The prognosis of osteonecrosis depends on the size and location of the affected bone area. The prognosis is positive if the necrotizing area is small and in an easily accessible place. Necrosis in the area of ​​the joints is much more difficult to treat, especially if it is a large-area necrosis. However, spontaneous healing is possible in all forms of osteonecrosis. Depending on the course, the disease can heal without consequences or lead to the complete destruction of the joint.

The causative disease is also decisive for the prognosis. If osteonecrosis is caused by Ahlbäck’s disease, the chances of recovery are relatively good. If it is a septic bone necrosis, the prognosis is significantly worse, since the necrosis is sometimes accompanied by inflammation and blood poisoning. The disease is associated with severe pain and restricted mobility. Rarely, osteonecrosis can result in joint effusion, which entails further risks. The prospect of a symptom-free life is only given again after recovery. The specialist responsible makes the prognosis. This is usually an orthopedist or osteopath.


A general recommendation for the prevention of osteonecrosis cannot be given. The disease is dependent on many unknown factors. However, certain underlying diseases that can lead to osteonecrosis may require long-term treatment.


In the case of osteonecrosis, the aftercare measures are relatively severely limited in most cases, so that those affected by this disease are primarily dependent on a quick and, above all, early diagnosis of the disease. An early diagnosis of the disease always has a very positive effect on the further course and can prevent the occurrence of complications and other symptoms.

Most patients require surgery to relieve the symptoms. After such an operation, the person concerned should definitely rest and rest, avoiding exertion or stressful and physical activities. In many cases, the help and support of one’s own family is also very important.

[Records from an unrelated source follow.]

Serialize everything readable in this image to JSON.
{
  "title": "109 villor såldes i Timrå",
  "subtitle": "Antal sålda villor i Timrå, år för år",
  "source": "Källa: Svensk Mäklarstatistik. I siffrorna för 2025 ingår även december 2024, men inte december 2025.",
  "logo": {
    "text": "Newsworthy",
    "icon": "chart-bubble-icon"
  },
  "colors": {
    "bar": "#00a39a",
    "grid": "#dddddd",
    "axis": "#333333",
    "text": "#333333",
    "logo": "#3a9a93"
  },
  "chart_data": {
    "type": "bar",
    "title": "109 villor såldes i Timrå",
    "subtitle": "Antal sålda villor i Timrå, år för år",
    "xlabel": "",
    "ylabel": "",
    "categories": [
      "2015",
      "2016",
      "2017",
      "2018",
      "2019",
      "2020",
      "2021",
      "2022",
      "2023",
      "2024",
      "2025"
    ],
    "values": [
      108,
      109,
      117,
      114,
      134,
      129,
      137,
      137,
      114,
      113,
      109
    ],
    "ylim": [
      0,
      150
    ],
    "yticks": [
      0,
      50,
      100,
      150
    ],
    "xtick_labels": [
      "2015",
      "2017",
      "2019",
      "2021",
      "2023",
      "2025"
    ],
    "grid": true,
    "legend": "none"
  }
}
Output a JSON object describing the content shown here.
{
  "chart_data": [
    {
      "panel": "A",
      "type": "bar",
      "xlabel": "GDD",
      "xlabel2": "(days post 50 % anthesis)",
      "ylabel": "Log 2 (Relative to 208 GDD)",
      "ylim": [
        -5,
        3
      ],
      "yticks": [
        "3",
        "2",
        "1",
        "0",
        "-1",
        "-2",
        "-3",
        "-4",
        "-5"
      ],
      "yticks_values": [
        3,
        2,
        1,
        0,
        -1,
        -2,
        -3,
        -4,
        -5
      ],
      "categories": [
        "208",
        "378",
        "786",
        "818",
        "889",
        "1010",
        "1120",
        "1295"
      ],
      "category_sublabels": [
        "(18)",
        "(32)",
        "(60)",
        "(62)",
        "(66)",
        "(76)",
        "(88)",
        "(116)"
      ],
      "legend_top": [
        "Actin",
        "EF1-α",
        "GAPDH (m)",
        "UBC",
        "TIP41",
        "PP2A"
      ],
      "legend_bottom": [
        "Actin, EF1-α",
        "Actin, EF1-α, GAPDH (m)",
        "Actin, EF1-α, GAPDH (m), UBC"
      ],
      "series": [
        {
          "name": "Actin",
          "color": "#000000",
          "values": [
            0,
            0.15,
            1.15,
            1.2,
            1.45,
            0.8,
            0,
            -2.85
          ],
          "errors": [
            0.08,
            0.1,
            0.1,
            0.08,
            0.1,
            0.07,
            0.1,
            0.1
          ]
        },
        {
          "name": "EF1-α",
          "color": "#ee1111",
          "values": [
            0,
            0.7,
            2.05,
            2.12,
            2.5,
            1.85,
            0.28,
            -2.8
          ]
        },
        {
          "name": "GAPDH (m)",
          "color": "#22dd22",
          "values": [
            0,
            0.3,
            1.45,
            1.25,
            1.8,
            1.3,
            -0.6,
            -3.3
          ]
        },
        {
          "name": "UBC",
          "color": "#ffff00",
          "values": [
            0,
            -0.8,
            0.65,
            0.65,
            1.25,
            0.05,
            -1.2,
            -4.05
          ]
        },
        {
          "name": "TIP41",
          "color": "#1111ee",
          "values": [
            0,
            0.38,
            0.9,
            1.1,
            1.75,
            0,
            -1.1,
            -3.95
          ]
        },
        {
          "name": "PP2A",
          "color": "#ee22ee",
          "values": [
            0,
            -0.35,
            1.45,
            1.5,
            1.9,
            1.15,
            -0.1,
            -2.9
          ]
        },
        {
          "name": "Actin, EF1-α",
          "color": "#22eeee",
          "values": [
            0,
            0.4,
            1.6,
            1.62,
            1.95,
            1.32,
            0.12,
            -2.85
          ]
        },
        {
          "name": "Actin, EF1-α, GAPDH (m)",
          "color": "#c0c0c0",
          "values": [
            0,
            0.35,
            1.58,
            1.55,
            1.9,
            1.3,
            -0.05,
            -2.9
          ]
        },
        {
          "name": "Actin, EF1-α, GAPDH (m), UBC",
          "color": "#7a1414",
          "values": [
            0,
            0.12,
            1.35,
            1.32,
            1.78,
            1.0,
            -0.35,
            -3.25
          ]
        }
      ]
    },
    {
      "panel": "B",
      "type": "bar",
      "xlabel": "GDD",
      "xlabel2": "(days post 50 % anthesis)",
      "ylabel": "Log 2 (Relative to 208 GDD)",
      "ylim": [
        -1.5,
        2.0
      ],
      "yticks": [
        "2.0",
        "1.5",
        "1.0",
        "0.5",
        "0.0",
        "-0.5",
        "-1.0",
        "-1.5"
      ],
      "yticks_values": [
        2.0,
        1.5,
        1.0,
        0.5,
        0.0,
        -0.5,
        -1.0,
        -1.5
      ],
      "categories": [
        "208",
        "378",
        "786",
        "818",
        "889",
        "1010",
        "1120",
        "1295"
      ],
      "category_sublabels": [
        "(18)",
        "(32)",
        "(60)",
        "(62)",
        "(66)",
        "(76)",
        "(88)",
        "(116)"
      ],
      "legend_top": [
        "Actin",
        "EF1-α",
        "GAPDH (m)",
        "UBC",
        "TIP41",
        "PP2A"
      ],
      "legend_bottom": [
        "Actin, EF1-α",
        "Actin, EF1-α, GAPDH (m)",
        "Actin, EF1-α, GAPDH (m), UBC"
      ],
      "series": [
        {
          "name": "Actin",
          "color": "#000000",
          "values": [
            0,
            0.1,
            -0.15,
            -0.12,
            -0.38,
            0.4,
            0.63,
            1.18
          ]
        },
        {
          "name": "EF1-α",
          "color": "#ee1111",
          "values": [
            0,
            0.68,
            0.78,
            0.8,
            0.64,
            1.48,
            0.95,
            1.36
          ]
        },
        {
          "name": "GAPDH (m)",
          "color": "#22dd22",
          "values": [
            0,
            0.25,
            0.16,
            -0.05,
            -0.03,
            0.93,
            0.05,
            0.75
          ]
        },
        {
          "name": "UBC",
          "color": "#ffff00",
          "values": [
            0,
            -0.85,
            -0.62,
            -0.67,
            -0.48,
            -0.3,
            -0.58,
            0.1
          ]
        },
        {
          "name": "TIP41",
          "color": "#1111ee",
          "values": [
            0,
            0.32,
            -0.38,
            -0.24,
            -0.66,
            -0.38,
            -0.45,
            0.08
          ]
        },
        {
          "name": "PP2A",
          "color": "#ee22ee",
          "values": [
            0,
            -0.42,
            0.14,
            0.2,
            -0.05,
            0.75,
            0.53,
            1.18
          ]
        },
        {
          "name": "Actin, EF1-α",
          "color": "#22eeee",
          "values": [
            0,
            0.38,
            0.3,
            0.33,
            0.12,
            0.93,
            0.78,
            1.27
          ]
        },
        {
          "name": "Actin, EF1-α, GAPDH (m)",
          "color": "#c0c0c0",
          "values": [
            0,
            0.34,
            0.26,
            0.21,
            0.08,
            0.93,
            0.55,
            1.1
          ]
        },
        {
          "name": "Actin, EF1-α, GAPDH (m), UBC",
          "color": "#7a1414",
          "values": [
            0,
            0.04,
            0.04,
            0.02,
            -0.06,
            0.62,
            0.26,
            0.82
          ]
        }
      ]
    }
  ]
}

Psychological support is also necessary and useful in many cases and can prevent the development of depression and other mental disorders. As a rule, osteonecrosis does not reduce the life expectancy of the affected person, although a general prediction about the further course cannot usually be made.

You can do that yourself

This condition must be treated by a doctor, otherwise it will get worse. However, if treatment is started early, osteonecrosis can heal completely. Of course, it is important to protect the affected body regions and to keep them still.

Since osteonecrosis is associated with very severe pain, it often leads to various accompanying symptoms. These include, for example, sleep disorders. Before the patients resort to sleeping pills, simple remedies can also help here. Naturopaths recommend, for example, the administration of zinc, magnesium and vitamin B6 before going to bed. This combination is said to make it easier to fall asleep. Melatonin has a similar effect. Naturopaths and doctors trained in naturopathic medicine will be happy to advise you.

The pain of osteonecrosis may also lead to a depressive mood or even to a change in personality. Then a psychotherapeutic accompanying treatment is absolutely advisable. Relaxation techniques can also help patients. In addition to Reiki, yoga and meditation, this also includes progressive muscle relaxation according to Jacobson. It is easy to learn and can often be found in the courses offered by adult education centres.

Electrical muscle stimulation (EMS) has also proven effective in healing osteonecrosis completely. Various doctors and physiotherapists offer these so-called TENS/EMS therapies. But there are also EMS devices for home use, which can then be used several times a day.